NIPS 2018
Sun Dec 2nd through Sat the 8th, 2018 at Palais des Congrès de Montréal
Paper ID:1670
Title:Deep, complex, invertible networks for inversion of transmission effects in multimode optical fibres

Reviewer 1


		
The authors proposed a new unitary regularization approach for complex-weighted networks and demonstrate that it performs best in robustly inverting the fibres transmission matrix. In general, the problem statement is clear and appropriate for deep learning application. - The authors show the model comparison with different regularization. However, it would be good to compare with the other existing models, i.e., machine learning model, deep learning (like GANs) or physics-based model before they claim world-leading performance. - The proposed methods use two models, complex transformation, and autoencoder convnet. However, it is not clear to train autoencoder here. Denoising autoencoder is typically using raw images with adding noise and reconstruct the raw images.
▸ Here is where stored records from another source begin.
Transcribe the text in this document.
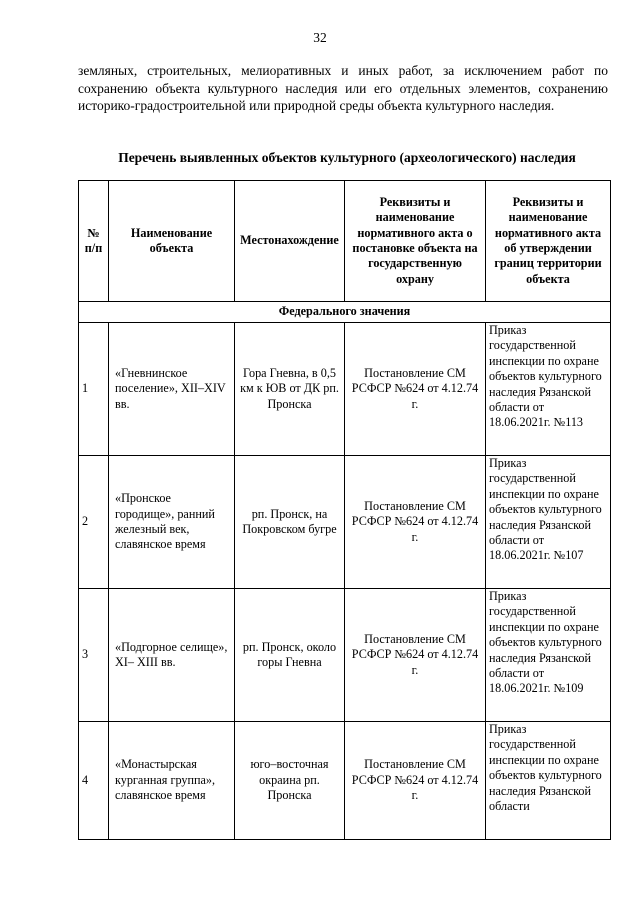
32

земляных, строительных, мелиоративных и иных работ, за исключением работ по сохранению объекта культурного наследия или его отдельных элементов, сохранению историко-градостроительной или природной среды объекта культурного наследия.

Перечень выявленных объектов культурного (археологического) наследия
№ п/п	Наименование объекта	Местонахождение	Реквизиты и наименование нормативного акта о постановке объекта на государственную охрану	Реквизиты и наименование нормативного акта об утверждении границ территории объекта
Федерального значения				
1	«Гневнинское поселение», XII–XIV вв.	Гора Гневна, в 0,5 км к ЮВ от ДК рп. Пронска	Постановление СМ РСФСР №624 от 4.12.74 г.	Приказ государственной инспекции по охране объектов культурного наследия Рязанской области от 18.06.2021г. №113
2	«Пронское городище», ранний железный век, славянское время	рп. Пронск, на Покровском бугре	Постановление СМ РСФСР №624 от 4.12.74 г.	Приказ государственной инспекции по охране объектов культурного наследия Рязанской области от 18.06.2021г. №107
3	«Подгорное селище», XI– XIII вв.	рп. Пронск, около горы Гневна	Постановление СМ РСФСР №624 от 4.12.74 г.	Приказ государственной инспекции по охране объектов культурного наследия Рязанской области от 18.06.2021г. №109
4	«Монастырская курганная группа», славянское время	юго–восточная окраина рп. Пронска	Постановление СМ РСФСР №624 от 4.12.74 г.	Приказ государственной инспекции по охране объектов культурного наследия Рязанской области
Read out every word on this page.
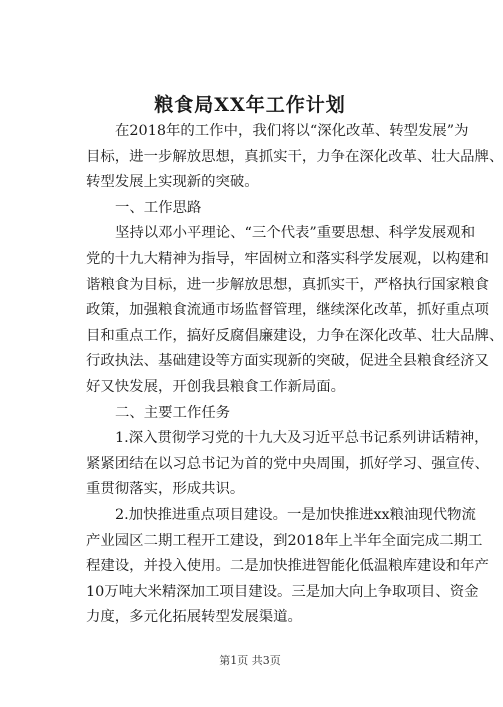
粮食局XX年工作计划
在2018年的工作中，我们将以“深化改革、转型发展”为
目标，进一步解放思想，真抓实干，力争在深化改革、壮大品牌、
转型发展上实现新的突破。
一、工作思路
坚持以邓小平理论、“三个代表”重要思想、科学发展观和
党的十九大精神为指导，牢固树立和落实科学发展观，以构建和
谐粮食为目标，进一步解放思想，真抓实干，严格执行国家粮食
政策，加强粮食流通市场监督管理，继续深化改革，抓好重点项
目和重点工作，搞好反腐倡廉建设，力争在深化改革、壮大品牌、
行政执法、基础建设等方面实现新的突破，促进全县粮食经济又
好又快发展，开创我县粮食工作新局面。
二、主要工作任务
1.深入贯彻学习党的十九大及习近平总书记系列讲话精神，
紧紧团结在以习总书记为首的党中央周围，抓好学习、强宣传、
重贯彻落实，形成共识。
2.加快推进重点项目建设。一是加快推进xx粮油现代物流
产业园区二期工程开工建设，到2018年上半年全面完成二期工
程建设，并投入使用。二是加快推进智能化低温粮库建设和年产
10万吨大米精深加工项目建设。三是加大向上争取项目、资金
力度，多元化拓展转型发展渠道。
第1页 共3页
However, it is not clear how to train two models (i.e., complex transformation and autoencoder convnet) - Although the authors claim the proposed models fit well with the physical theory but it is not fully described. Further detailed information is required, for instance, complex-valued analogues, the relation between real and imaginary part in terms of training accuracy, etc.

Reviewer 2


		
I have read this paper and found it to be a solid contribution both to the field of optics and to NIPS. With respect to its contribution to optics, I will admit that I have not worked in this field for over two decades, but it does seem that they are solving an interesting problem in a new way. The removal of speckle from images seems to be a relevant problem in the field: (2018) SAR Image Despeckling Using a Convolutional Neural Network Puyang Wang, Student Member, IEEE, He Zhang, Student Member, IEEE and Vishal M. Patel, Senior Member, IEEE https://arxiv.org/pdf/1706.00552.pdf Most cited (2010) "General Bayesian estimation for speckle noise reduction in optical coherence tomography retinal imagery" Alexander Wong, Akshaya Mishra, Kostadinka Bizheva, David A. Clausi1 And I could not find a similar work in my search. The authors contribute compelling examples in their supplemental materials, which lends credence to the claims that their method actually works. The authors also promise to contribute a novel dataset to use for ML benchmarking on this type of problem. In my opinion, this paper comprises what I believe a NIPS application paper should have, a paper that would be considered best in class in it's field of application and one that uses neural information processing methods to bring a substantial advance to the application domain. Additionally the contribution of a benchmark dataset should further motivate research on this problem area. The paper is well written and easy to follow.

Reviewer 3


		
The authors present a complex valued deep convolutional network to invert the distortion effects induced by optical fibres when transmitting images. A potentially interesting dataset of images distorted by optical fibre transmission is presented for future benchmarking of algorithms trained on this task. An orthogonality regularizer for the complex convnet is presented that is shown to outperform simple l2 weight regularization. While I am not familiar with the field of application (optic fibre transmission of images), I think this paper presents a well presented and executed solution, demonstrating significant benefits of complex parameterization. My only concerns with this work are the lack of ablations. Since the real valued network appears to fail catastrophically, a small search over architectures with different forms of regularization besides L2 would make the point about complex parameterization stronger. Also, it was unclear to me from reading the introduction and related work if solutions to this problem have been presented by signal processing community in the past and how the methods presented compare to them.